Besonders bewundern wir die flüssig und klar gesetzten, wunderschön
kalligraphierten Schriftzeichen.
Tiantaifeng
– die „Himmelsterrasse“
Der Tiantaifeng
erhebt sich 1300 Meter über den Meeresspiegel und ist der
zweithöchste Gipfel des Jiuhuashan. Schon in alten Gedichten
wird seine Schönheit besungen. So beschließen auch
wir, den beschwerlichen und langen Aufstieg auf uns zu nehmen.
Am folgenden
Tag stehen wir zeitig auf, frühstücken herzhaft, versehen
uns mit Wanderstab und Wasserflasche und ziehen los. Der siebeneinhalb
Kilometer lange Weg ist durchgehend mit Steinplatten gepflastert.
(Es soll deren – zählt man die Steinplatten aller Wege
und Pfade des Jiuhuashan zusammen – 240 000 geben!) Wohl
verpflegt und die herrlich frische Bergluft tief einatmend,
schreiten wir wacker aus. Wir überqueren eine Erhebung und
gelangen zum Zhongminyuan. Es gibt hier über 20 buddhistische
Nonnenklöster. Da und dort sehen wir Nonnen an glasklaren
Bächen kauern und Wäsche waschen. Hier steht auch
die berühmte „Phönix-Kiefer“. Der mächtige Baum
ist bereits 1400 Jahre alt. Sein Name rührt von der weit ausladenden
Krone her, die im Wind wie ein tanzender Phönix schaukelt.
Ab Zhongminyuan
wird der Weg immer beschwerlicher, an manchen Stellen ist
er bis zu 70 Grad steil. Unsere Wanderstöcke und Wasserflaschen
kommen nun voll zur Geltung. Wie heißt es doch in einem
alten Vers:
Oben
Wolken den Berg
Durchschneidend,
Unten
der Berg Wolken
Speiend.
Nur das
Hallen von
Tempelglocken.
Berg
und Wolken nicht zu
unterscheiden.
Der Pfad
führt vorbei an hochaufragenden, seltsamen Bergwänden
und bizarr gezacktem Gefels – kaum dass wir uns stattsehen
können. Wir erreichen Baijingtai, die „Terrasse zur Verehrung
der Sutren“. An den Steinwänden sind mächtige Schriftzeichen
eingekerbt – kalligraphisches Graffito vergangener Zeiten.
Ein paar Dutzend Schritte weiter, und wir stehen auf der „Himmelsterrasse“.
Vor uns liegt ein prächtiges Bauwerk, das Wanfosi, Zehntausend-Buddha-Kloster.
Über dem Eingangstor prangt die Inschrift „Mitthimmelswelt“.
Auf einem riesigen Stein daneben wurden im 52. Jahr der Regierungsperiode
Kang Xi (1713; Qing-Dynastie) die Schriftzeichen eingekerbt:
„Nicht der Menschen Bereich“. Der Tempel, eine fünfstöckige
Holzkonstruktion, beherbergt neben den 10 000 Buddhafiguren,
die ihm den Namen gaben, zwei Glocken und eine Trommel.

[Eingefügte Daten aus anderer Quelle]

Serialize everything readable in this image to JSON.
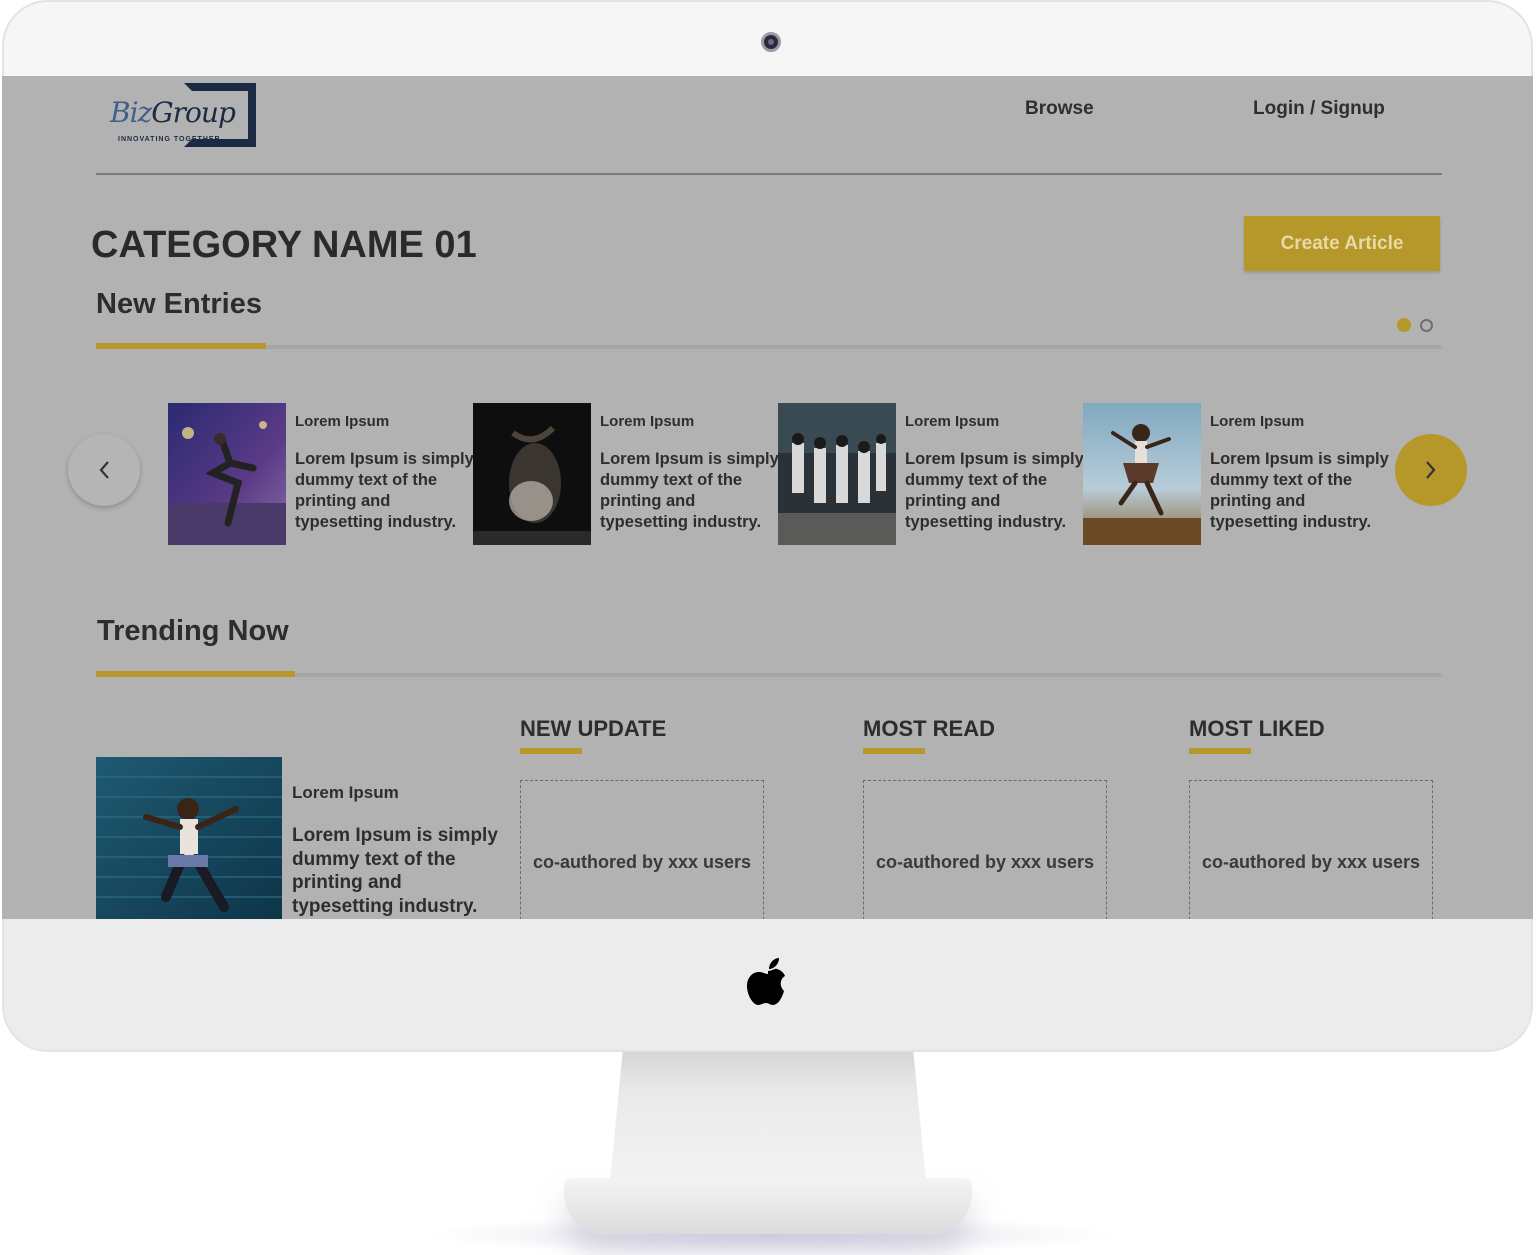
{
  "nav": {
    "browse": "Browse",
    "login": "Login / Signup"
  },
  "logo": {
    "biz": "Biz",
    "group": "Group",
    "tagline": "INNOVATING TOGETHER"
  },
  "page": {
    "title": "CATEGORY NAME 01",
    "create_button": "Create Article"
  },
  "new_entries": {
    "title": "New Entries",
    "cards": [
      {
        "title": "Lorem Ipsum",
        "body": "Lorem Ipsum is simply dummy text of the printing and typesetting industry."
      },
      {
        "title": "Lorem Ipsum",
        "body": "Lorem Ipsum is simply dummy text of the printing and typesetting industry."
      },
      {
        "title": "Lorem Ipsum",
        "body": "Lorem Ipsum is simply dummy text of the printing and typesetting industry."
      },
      {
        "title": "Lorem Ipsum",
        "body": "Lorem Ipsum is simply dummy text of the printing and typesetting industry."
      }
    ],
    "prev_icon": "chevron-left-icon",
    "next_icon": "chevron-right-icon"
  },
  "trending": {
    "title": "Trending Now",
    "featured": {
      "title": "Lorem Ipsum",
      "body": "Lorem Ipsum is simply dummy text of the printing and typesetting industry."
    },
    "columns": [
      {
        "heading": "NEW UPDATE",
        "text": "co-authored by xxx users"
      },
      {
        "heading": "MOST READ",
        "text": "co-authored by xxx users"
      },
      {
        "heading": "MOST LIKED",
        "text": "co-authored by xxx users"
      }
    ]
  },
  "colors": {
    "accent": "#b6982a",
    "screen_bg": "#b2b2b2",
    "text": "#2e2e2e",
    "logo_navy": "#1c2b44"
  }
}
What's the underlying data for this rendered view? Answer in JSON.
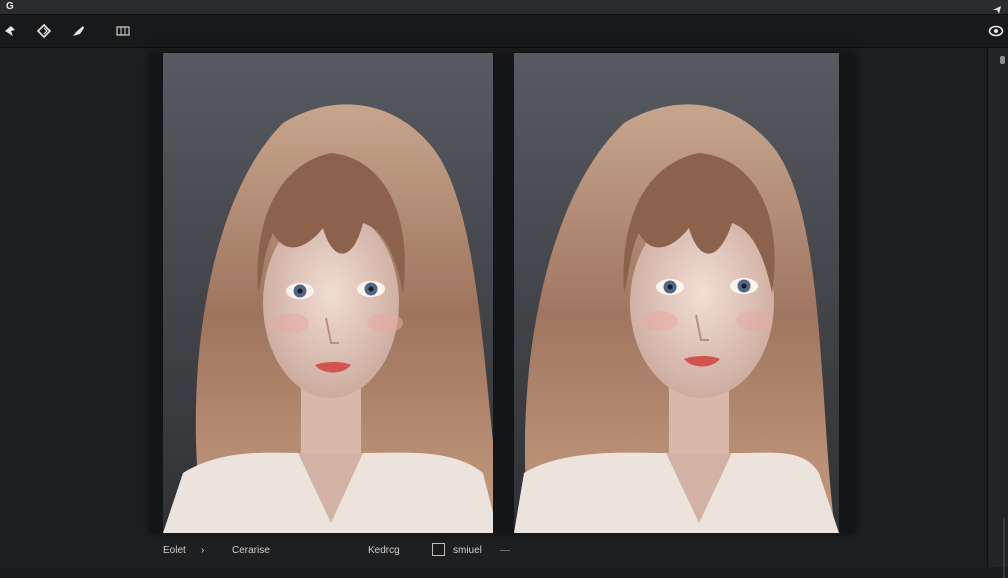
{
  "app": {
    "logo": "G"
  },
  "toolbar": {
    "buttons": [
      "pin-icon",
      "layers-icon",
      "brush-icon",
      "grid-icon"
    ]
  },
  "status": {
    "left_label": "Eolet",
    "left_arrow": "›",
    "middle_label": "Cerarise",
    "right_label": "Kedrcg",
    "checkbox_label": "smiuel"
  },
  "colors": {
    "background": "#1b1c1e",
    "panel_top": "#575a60",
    "hair": "#b2856a",
    "skin": "#ead2c7"
  }
}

An
der Westseite befindet sich ein kleiner sechseckiger Pavillon,
genannt Pengriting, in dem eine vergoldete Bronzestatue von
Ksitigarbha aufgestellt ist. Daneben steht ein großes
Dreifußgefäß, das zum Abbrennen von Weihrauchstäbchen
dient.
Von der
Himmelsterrasse aus hat man einen großartigen Überblick.

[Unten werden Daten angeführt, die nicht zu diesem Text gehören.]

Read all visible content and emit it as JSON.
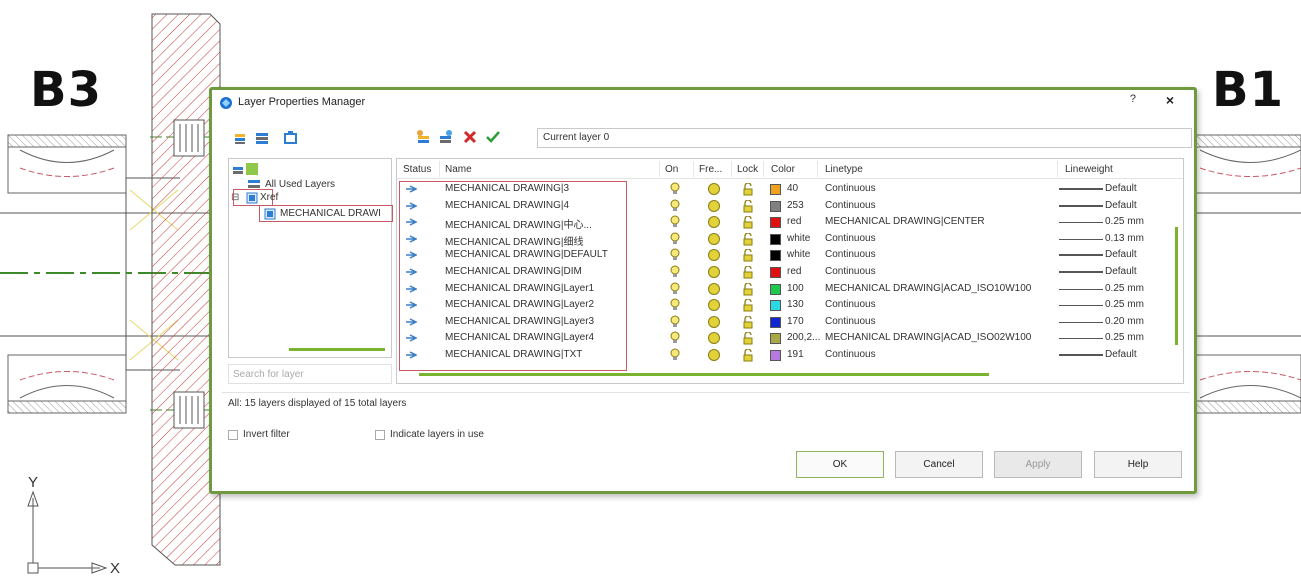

Zu unseren Füßen breitet sich der Jiuhuashan aus, nur
der Shiwangfeng, der „Zehnköniggipfel“ (1342 m), reckt
sich in der Ferne noch höher als unser Standpunkt auf.
Vom Süden grüßt uns das Huangshan-Massiv, weit weg im
Norden können wir das silbrige Band des Changjiang (Yangtse)
ausmachen. Es hat gerade geregnet, sodass die Natur besonders
frisch ist, das Grün der Bäume noch saftiger glänzt.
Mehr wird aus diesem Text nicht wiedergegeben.